Dass die dörfliche Struktur nicht nur an Wiens Rändern im Norden und Süden, sondern nahezu in allen Bezirken außerhalb des Gürtels sichtbar ist, erzählen Beyerl und Hofmann in ihrem neuen Buch. Die beiden Autoren nehmen ihre Leser:innen an die Hand und wandern mit ihnen von Floridsdorf ( das aus mehreren Dörfern besteht und die Postleitzahl 1210 hat) bis ins Kahlenbergerdorf, das im Gegensatz zu Nußdorf für mich bisher nicht als Teil des 19. Bezirks, Döbling, gegolten hat. Es ist eine vergnügliches Entdeckungsreise im Uhrzeigersinn (wie auch die Bezirke angelegt sind, in der Inneren Stadt beginnend als Schnecke), um die 32 Orte zu besuchen, die das Duo aus mehr als 60 ehemaligen Dörfern asugesucht hat, um Historisches und Anekdotisches über Ort und Bewohner:innen zu erzählen.
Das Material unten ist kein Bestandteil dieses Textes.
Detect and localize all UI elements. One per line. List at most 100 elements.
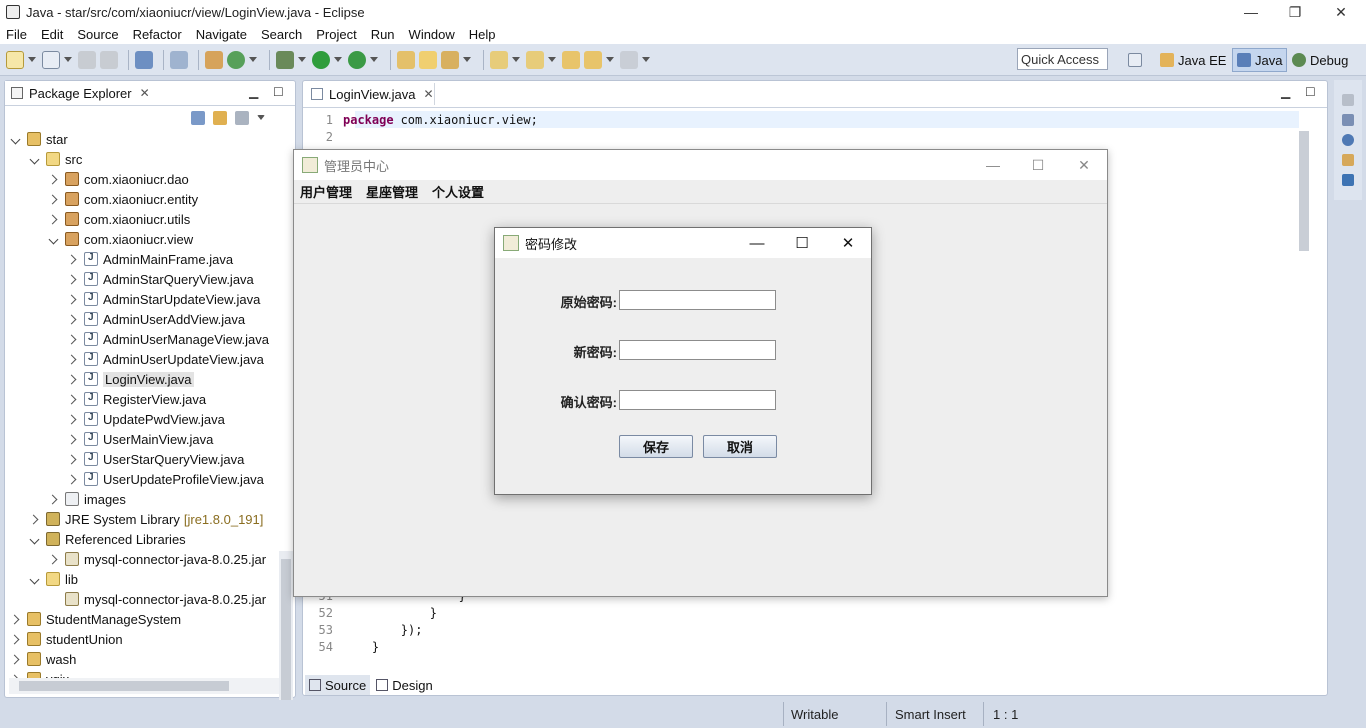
collapsed-twistie-icon[interactable] bbox=[11, 634, 21, 644]
menu-personal-settings[interactable]: 个人设置 bbox=[432, 182, 484, 201]
restore-icon[interactable] bbox=[1342, 94, 1354, 106]
tree-item[interactable]: lib bbox=[30, 569, 78, 589]
expanded-twistie-icon[interactable] bbox=[30, 154, 40, 164]
collapsed-twistie-icon[interactable] bbox=[68, 334, 78, 344]
open-perspective-button[interactable] bbox=[1124, 48, 1150, 72]
collapsed-twistie-icon[interactable] bbox=[68, 474, 78, 484]
menu-source[interactable]: Source bbox=[77, 27, 118, 42]
restore-button[interactable]: ❐ bbox=[1272, 0, 1318, 24]
menu-help[interactable]: Help bbox=[469, 27, 496, 42]
tree-item[interactable]: mysql-connector-java-8.0.25.jar bbox=[49, 549, 266, 569]
run-icon[interactable] bbox=[312, 50, 330, 69]
collapsed-twistie-icon[interactable] bbox=[11, 614, 21, 624]
new-java-icon[interactable] bbox=[42, 50, 60, 69]
close-button[interactable]: ✕ bbox=[833, 233, 863, 253]
tree-item[interactable]: AdminUserUpdateView.java bbox=[68, 349, 264, 369]
collapsed-twistie-icon[interactable] bbox=[49, 214, 59, 224]
perspective-java[interactable]: Java bbox=[1232, 48, 1288, 72]
tree-item[interactable]: AdminStarQueryView.java bbox=[68, 269, 254, 289]
link-with-editor-icon[interactable] bbox=[213, 111, 227, 125]
collapse-all-icon[interactable] bbox=[191, 111, 205, 125]
refresh-icon[interactable] bbox=[227, 50, 245, 69]
chevron-down-icon[interactable] bbox=[334, 57, 342, 62]
tree-item[interactable]: AdminMainFrame.java bbox=[68, 249, 233, 269]
maximize-editor-button[interactable]: ☐ bbox=[1305, 85, 1316, 99]
new-icon[interactable] bbox=[6, 50, 24, 69]
collapsed-twistie-icon[interactable] bbox=[49, 494, 59, 504]
console-icon[interactable] bbox=[135, 50, 153, 69]
original-password-field[interactable] bbox=[619, 290, 776, 310]
close-button[interactable]: ✕ bbox=[1318, 0, 1364, 24]
tree-item[interactable]: RegisterView.java bbox=[68, 389, 206, 409]
editor-horizontal-scrollbar[interactable] bbox=[355, 658, 1297, 672]
collapsed-twistie-icon[interactable] bbox=[68, 274, 78, 284]
minimize-editor-button[interactable]: ▁ bbox=[1281, 85, 1290, 99]
minimize-button[interactable]: — bbox=[1228, 0, 1274, 24]
collapsed-twistie-icon[interactable] bbox=[68, 434, 78, 444]
chevron-down-icon[interactable] bbox=[64, 57, 72, 62]
tree-item[interactable]: JRE System Library [jre1.8.0_191] bbox=[30, 509, 263, 529]
collapsed-twistie-icon[interactable] bbox=[11, 654, 21, 664]
tree-item[interactable]: UserUpdateProfileView.java bbox=[68, 469, 264, 489]
new-password-field[interactable] bbox=[619, 340, 776, 360]
package-icon[interactable] bbox=[205, 50, 223, 69]
open-folder-icon[interactable] bbox=[419, 50, 437, 69]
save-button[interactable]: 保存 bbox=[619, 435, 693, 458]
pen-icon[interactable] bbox=[441, 50, 459, 69]
back-arrow-icon[interactable] bbox=[584, 50, 602, 69]
maximize-button[interactable]: ☐ bbox=[1023, 155, 1053, 175]
debug-icon[interactable] bbox=[276, 50, 294, 69]
javadoc-icon[interactable] bbox=[1342, 134, 1354, 146]
menu-run[interactable]: Run bbox=[371, 27, 395, 42]
console-icon[interactable] bbox=[1342, 174, 1354, 186]
chevron-down-icon[interactable] bbox=[249, 57, 257, 62]
expanded-twistie-icon[interactable] bbox=[30, 574, 40, 584]
save-all-icon[interactable] bbox=[100, 50, 118, 69]
chevron-down-icon[interactable] bbox=[463, 57, 471, 62]
scrollbar-thumb[interactable] bbox=[19, 681, 229, 691]
collapsed-twistie-icon[interactable] bbox=[68, 374, 78, 384]
menu-search[interactable]: Search bbox=[261, 27, 302, 42]
menu-refactor[interactable]: Refactor bbox=[133, 27, 182, 42]
collapsed-twistie-icon[interactable] bbox=[68, 294, 78, 304]
collapsed-twistie-icon[interactable] bbox=[68, 314, 78, 324]
chevron-down-icon[interactable] bbox=[548, 57, 556, 62]
collapsed-twistie-icon[interactable] bbox=[49, 194, 59, 204]
tree-item[interactable]: UserMainView.java bbox=[68, 429, 213, 449]
chevron-down-icon[interactable] bbox=[370, 57, 378, 62]
tree-item[interactable]: star bbox=[11, 129, 68, 149]
horizontal-scrollbar[interactable] bbox=[9, 678, 279, 694]
forward-arrow-icon[interactable] bbox=[620, 50, 638, 69]
collapsed-twistie-icon[interactable] bbox=[30, 514, 40, 524]
tree-item[interactable]: com.xiaoniucr.view bbox=[49, 229, 193, 249]
view-menu-chevron-icon[interactable] bbox=[257, 115, 265, 123]
confirm-password-field[interactable] bbox=[619, 390, 776, 410]
chevron-down-icon[interactable] bbox=[642, 57, 650, 62]
editor-vertical-scrollbar[interactable] bbox=[1297, 111, 1311, 651]
tree-item[interactable]: mysql-connector-java-8.0.25.jar bbox=[49, 589, 266, 609]
maximize-view-button[interactable]: ☐ bbox=[273, 85, 284, 99]
minimize-view-button[interactable]: ▁ bbox=[249, 85, 258, 99]
collapsed-twistie-icon[interactable] bbox=[68, 394, 78, 404]
close-button[interactable]: ✕ bbox=[1069, 155, 1099, 175]
tree-item[interactable]: com.xiaoniucr.entity bbox=[49, 189, 198, 209]
menu-user-management[interactable]: 用户管理 bbox=[300, 182, 352, 201]
tree-item[interactable]: UserStarQueryView.java bbox=[68, 449, 244, 469]
tree-item[interactable]: com.xiaoniucr.utils bbox=[49, 209, 190, 229]
tree-item[interactable]: Referenced Libraries bbox=[30, 529, 186, 549]
perspective-debug[interactable]: Debug bbox=[1288, 48, 1352, 72]
view-menu-icon[interactable] bbox=[235, 111, 249, 125]
menu-file[interactable]: File bbox=[6, 27, 27, 42]
menu-project[interactable]: Project bbox=[316, 27, 356, 42]
collapsed-twistie-icon[interactable] bbox=[68, 414, 78, 424]
save-icon[interactable] bbox=[78, 50, 96, 69]
tree-item[interactable]: UpdatePwdView.java bbox=[68, 409, 225, 429]
chevron-down-icon[interactable] bbox=[298, 57, 306, 62]
perspective-java-ee[interactable]: Java EE bbox=[1156, 48, 1230, 72]
tab-design[interactable]: Design bbox=[372, 675, 436, 695]
declaration-icon[interactable] bbox=[1342, 154, 1354, 166]
close-icon[interactable]: ✕ bbox=[424, 87, 434, 101]
minimize-button[interactable]: — bbox=[978, 155, 1008, 175]
editor-tab-loginview[interactable]: LoginView.java ✕ bbox=[305, 83, 435, 105]
skip-breakpoints-icon[interactable] bbox=[170, 50, 188, 69]
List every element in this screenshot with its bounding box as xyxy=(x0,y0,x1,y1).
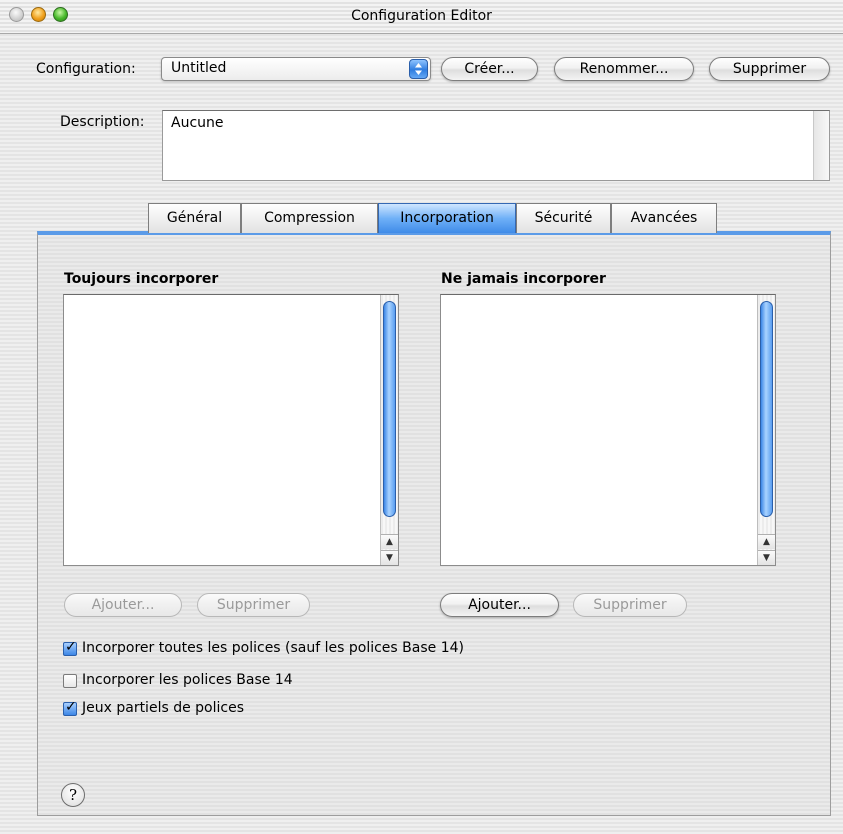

Für alle, die schon im vorigen Jahrhundert geboren worden sind, sind viele dieser ehemaligen Dörfer und Vororte, ob Stammersdorf oder Dornbach, Ober St. Veit oder Rodaun, mit Erinnerungen gepflastert, für die neue Generation öffnet sich eine Schatztruhe der Geschichte und der Geschichten von und aus Wien.
Die Redewendung „Wien ist ein Dorf“ bezieht sich auf die, gegen andere Metropolen, glücklicherweise noch immer relative geringe Ausdehnung der Stadt, in der jede/r jede/n kennt. Auch andere Großstädte, etwa Berlin, sind aus Dörfern entstanden, Wien spezifisch ist der dörfliche Charakter vieler Bezirke nicht, was es darüber zu erzählen gibt, ist jedoch interessant und auch amüsant und auch vvtyisch, weil on zwei Wienern aufgeschrieben. Auch sogenannte waschechte Wiener:innen werden so manches Aha-Erlebnis haben. Zum Beispiel die (Wieder-)Entdeckung des Kunsthandels Karl Schwidernoch, der ursprünglich in Floridsdorf beheimatet war, 1897 jedoch nach Leopoldsdorf übersiedelt ist. Um die Jahrhundertwende beliefert Karl Schwidernoch die gesamte Monarchie mit seinen Postkarten, auch die allerkleinsten Orte bekamen eine Grußkarte (die vorne beschrieben worden ist). Schwidernochkarten zeigen auch die Dörfer von Wien, oft auf eine Art, wie sie jetzt noch oft in touristischen Orten zu kaufen sind, auch wenn das Ansichtskarten-Schreiben und -Verschicken nicht mehr in Mode ist. Die Schwidernochkarten sind an vielen kleinen, oft mit Sprüchen versehenen oder als Herzen oder Kreise dargestellte, Ansichten auf einer Grußkarte zu erkennen. Die Fotos wurden koloriert und haben heute Sammlerwert. In verschiedenen Archiven hat sie Hofmann gefunden und fotografiert, um die Dorf-Geschichten zu illustrieren. Die von Hofmann zur Veröffentlichen fotografierten Ansichten stammen aus seiner eigenen Sammlungen und aus Archiven. Sammler:innen wissen ihren Wert sicher zu schätzen.
Beppo Beyerl / Thomas Hofmann: „Die Dörfer von Wien. Geschichten einst und jetzt“, Braumüller 2021. 240 Seiten. € 24.